Chronische Atemwegserkrankungen, Hautausschläge und Sehbehinderungen steigen in Akuedo seit 2006 dramatisch an - ebenso wie Fehlgeburten und Krebs. Ein Gutachten der Vereinten Nationen bestätigte im vergangenen Herbst, daß die Giftmüll-Ablagerungen für Todesfälle und Krankheiten ursächlich sind.

Zur offiziellen Dekontaminierung hatte Trafigura 152 Millionen Euro beigetragen. Doch viel davon ist in Abidjan in korrupten Kanälen versickert. Deswegen hat sich in Akuedo nicht viel gebessert. Viele wissen nicht, warum sie auf den Müllhügeln rund um ihre Häuser keinen Mais anbauen und schon gar nicht essen sollen und warum das Wasser aus den Brunnen auch abgekocht tödlich sein kann. Aber die Menschen haben keine andere Wahl - sie haben Hunger. Geld für teures Mineralwasser aus Plastikflaschen haben sie nicht.
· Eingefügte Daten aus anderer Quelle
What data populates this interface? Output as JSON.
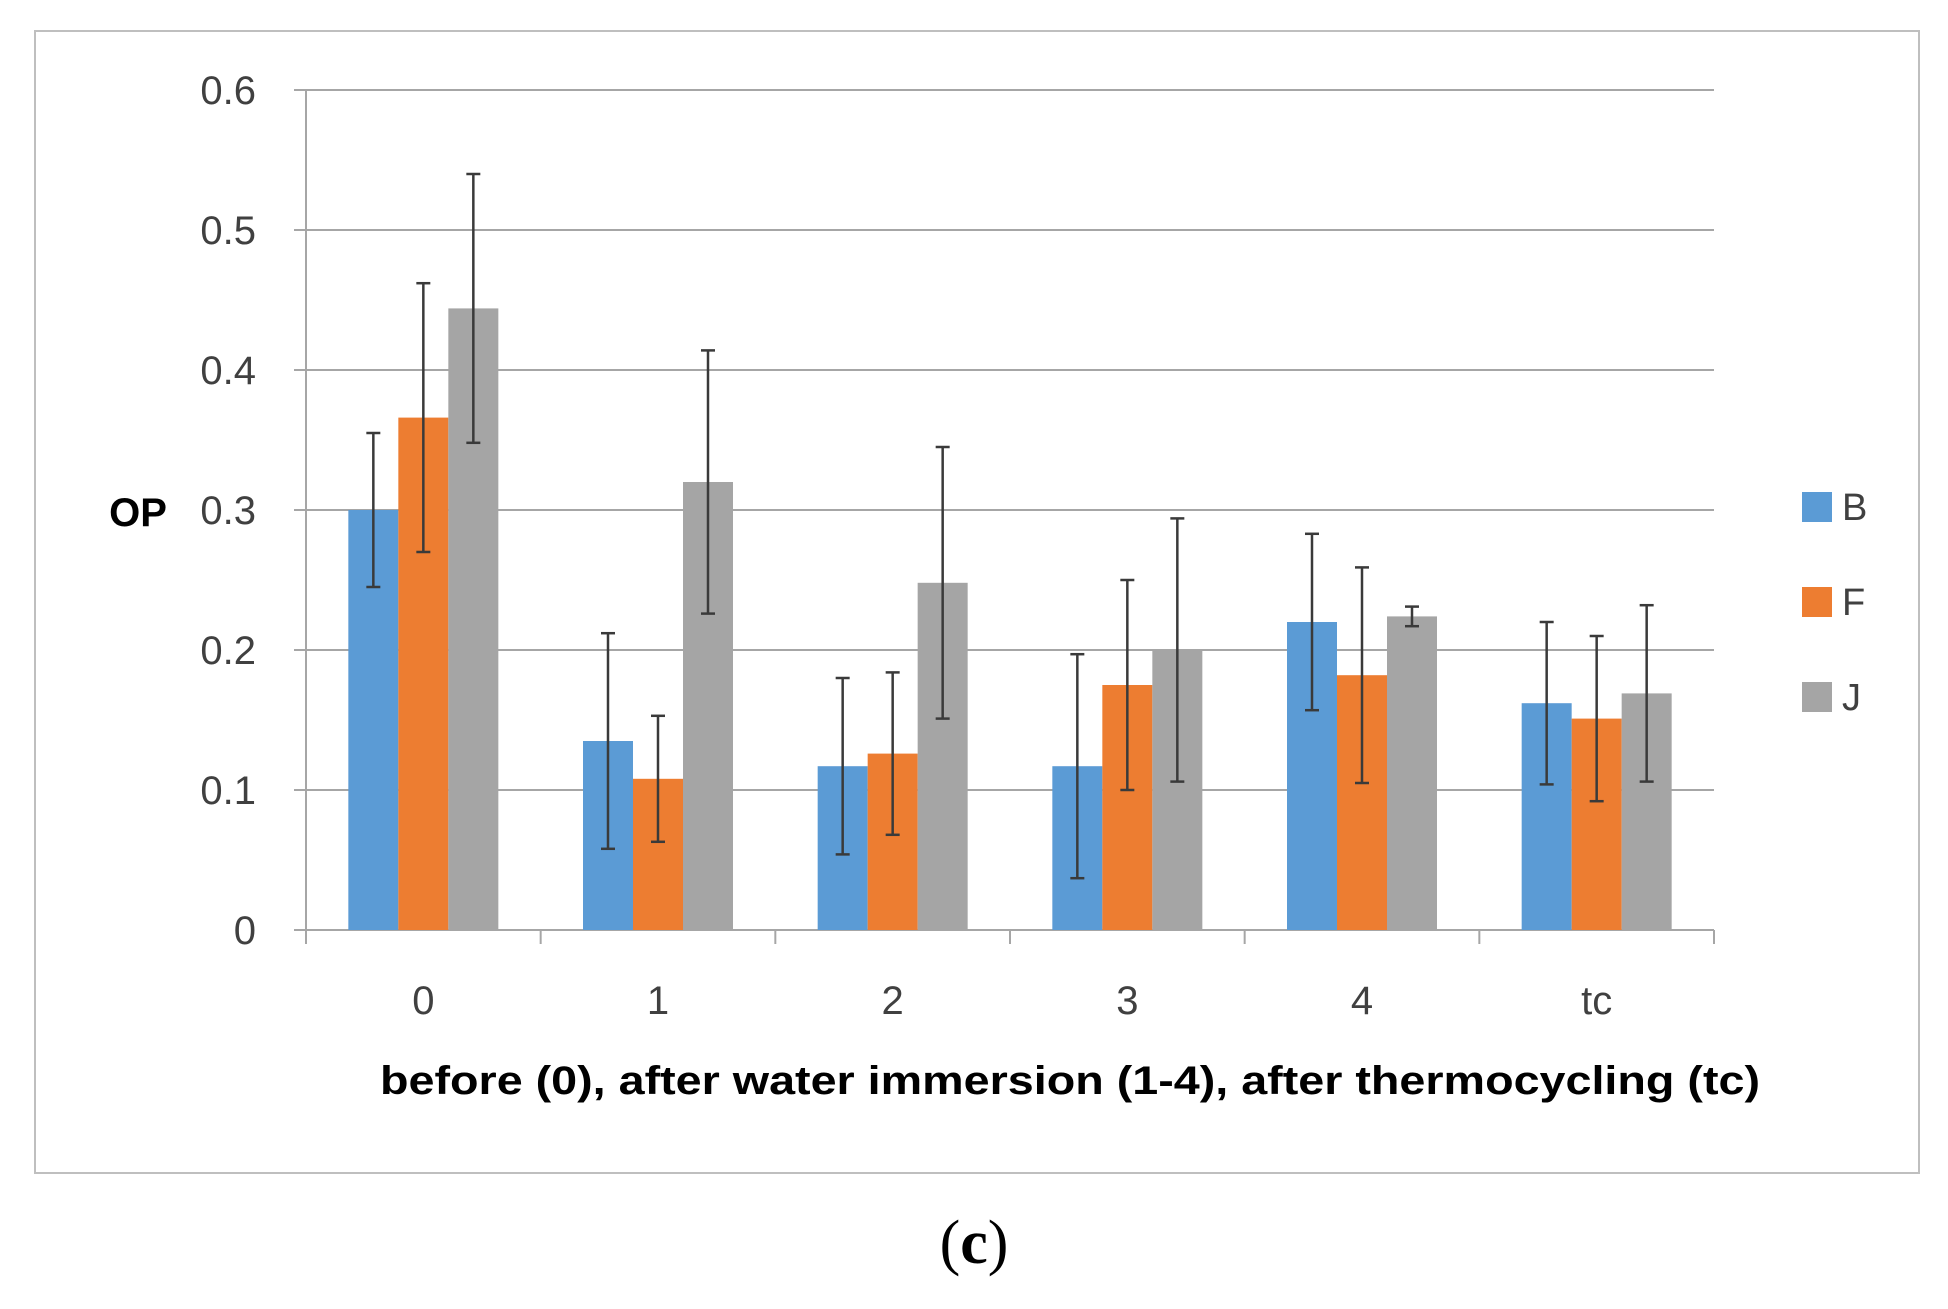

Christine Melai benötigt viel Geld für Medikamente. Die 30-Jährige leidet unter schwerem Hautausschlag. Wegen der Schmerzen hat sie ihre Arbeit als Textilverkäuferin längst aufgeben müssen. Sie gehört zu den rund 30.000 Betroffenen, die im vergangenen Jahr von Trafigura etwas mehr als 1000 Euro Entschädigung erhalten haben. Das Geld ist längst für eine Behandlung im Krankenhaus ausgegeben. "Mit Gift kontaminierte Menschen kann man doch nicht mit so einer einmaligen Zahlung abspeisen," kritisiert Melai. Wie wolle man Frauen entschädigen, die Fehlgeburten hatten oder behinderte Kinder zur Welt gebracht haben? Dafür gebe es kein Geld.

Auch Rachel Gogoua vom Opferverband ist wütend. Trafigura habe die vom Müll ausgehende Gefahr verheimlicht und Schriftstücke gefälscht, um die Schiffsladung nicht in Amsterdam, sondern in Afrika weit günstiger los zu werden. Trafigura habe viele Leute gekauft, um sie zum Schweigen zu bringen, heißt es in Abidjan. Die Konzernleitung habe sich bereits mit der Regierung der Elfenbeinküste geeinigt. "Da haben sich viele die Taschen vollgemacht, weitere Ansprüche gibt es nicht," klagt Rachel Gogoua. Eine Firma wie Trafigura, die Almosen verteile, die keine Schuld eingestehe und die sogar versuche, die Berichterstattung in den Medien zu verhindern, sei eine Schande für Europa. Afrika sei keine Müllkippe für den reichen Norden.